Assuming you want to use the Wald tests or the Likelihood ratio tests, which are standard, you need to verify that the likelihood function is correct. A major assumption is that the binary dependent variable data values are conditionally independent, given the predictor variables' data. This assumption is needed to allow for the construction of the likelihood function as the product of individual likelihoods. You can assess this assumption first by knowledge of the data-generating process - is it time series? Is it repeated measures or longitudinal? Cluster samples? All those cases would indicate possible dependence structure. After that, if the data generating mechanism does follow such a dependence producing mechanism, you can "test" whether it is a problem by fitting a model that allows such a dependence structure and comparing a likelihood-based measure of fit with that of a comparable model that assumes independence.

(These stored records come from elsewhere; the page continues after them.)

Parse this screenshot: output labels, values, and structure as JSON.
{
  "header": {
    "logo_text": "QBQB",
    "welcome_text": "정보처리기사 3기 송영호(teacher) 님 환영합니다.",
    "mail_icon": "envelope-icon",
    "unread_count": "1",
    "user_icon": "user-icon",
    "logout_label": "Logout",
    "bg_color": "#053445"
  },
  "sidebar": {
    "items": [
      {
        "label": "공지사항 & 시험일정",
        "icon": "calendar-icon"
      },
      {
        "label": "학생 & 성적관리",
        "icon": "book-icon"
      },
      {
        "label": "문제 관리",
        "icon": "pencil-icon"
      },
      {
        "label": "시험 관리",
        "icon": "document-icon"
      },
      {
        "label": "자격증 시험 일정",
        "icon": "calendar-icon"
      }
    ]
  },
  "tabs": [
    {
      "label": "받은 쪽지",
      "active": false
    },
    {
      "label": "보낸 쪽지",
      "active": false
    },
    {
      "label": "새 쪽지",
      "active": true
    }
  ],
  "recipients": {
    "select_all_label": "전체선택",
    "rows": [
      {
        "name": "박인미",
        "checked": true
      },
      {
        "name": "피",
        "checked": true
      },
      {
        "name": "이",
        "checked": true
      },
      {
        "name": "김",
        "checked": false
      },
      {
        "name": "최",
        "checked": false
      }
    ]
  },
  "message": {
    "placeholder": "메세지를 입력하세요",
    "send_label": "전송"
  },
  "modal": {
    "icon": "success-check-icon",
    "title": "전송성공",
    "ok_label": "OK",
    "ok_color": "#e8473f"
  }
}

There is no normality or homoscedasticity assumption here; both are subsumed under the assumption of a Bernoulli distribution for the dependent variable, which is automatically true with binary response, and therefore need not be tested. (Both normality and homoscedasticity are obviously false here because of the Bernoulli response, but you don't care, because you are in fact assuming a Bernoulli response.)
The other major assumption needed for correctness of the likelihood function is that the conditional probability of a particular outcome is linearly related to the predictor variables on the logit scale. While this assumption is crucial, it is obviously false to one degree or another, except in degenerate cases such as when there is only one predictor variable that can itself take only two values. To assess the validity of this assumption you can fit models that allow curvature, such as models with transformed X variables, models with interactions, models with quadratics, etc., and compare likelihood-based measures of fit.
A final caveat, some might call it an assumption: These tests are large sample tests, so they are better with large sample sizes. You can assess whether the the sample sizes are large enough by repeatedly simulating data from a process like the one that produced your data, but with zero effects, using the same sample size, and counting the proportion of p<.05 rejections. If close to .05, then the sample size caveat is not of concern.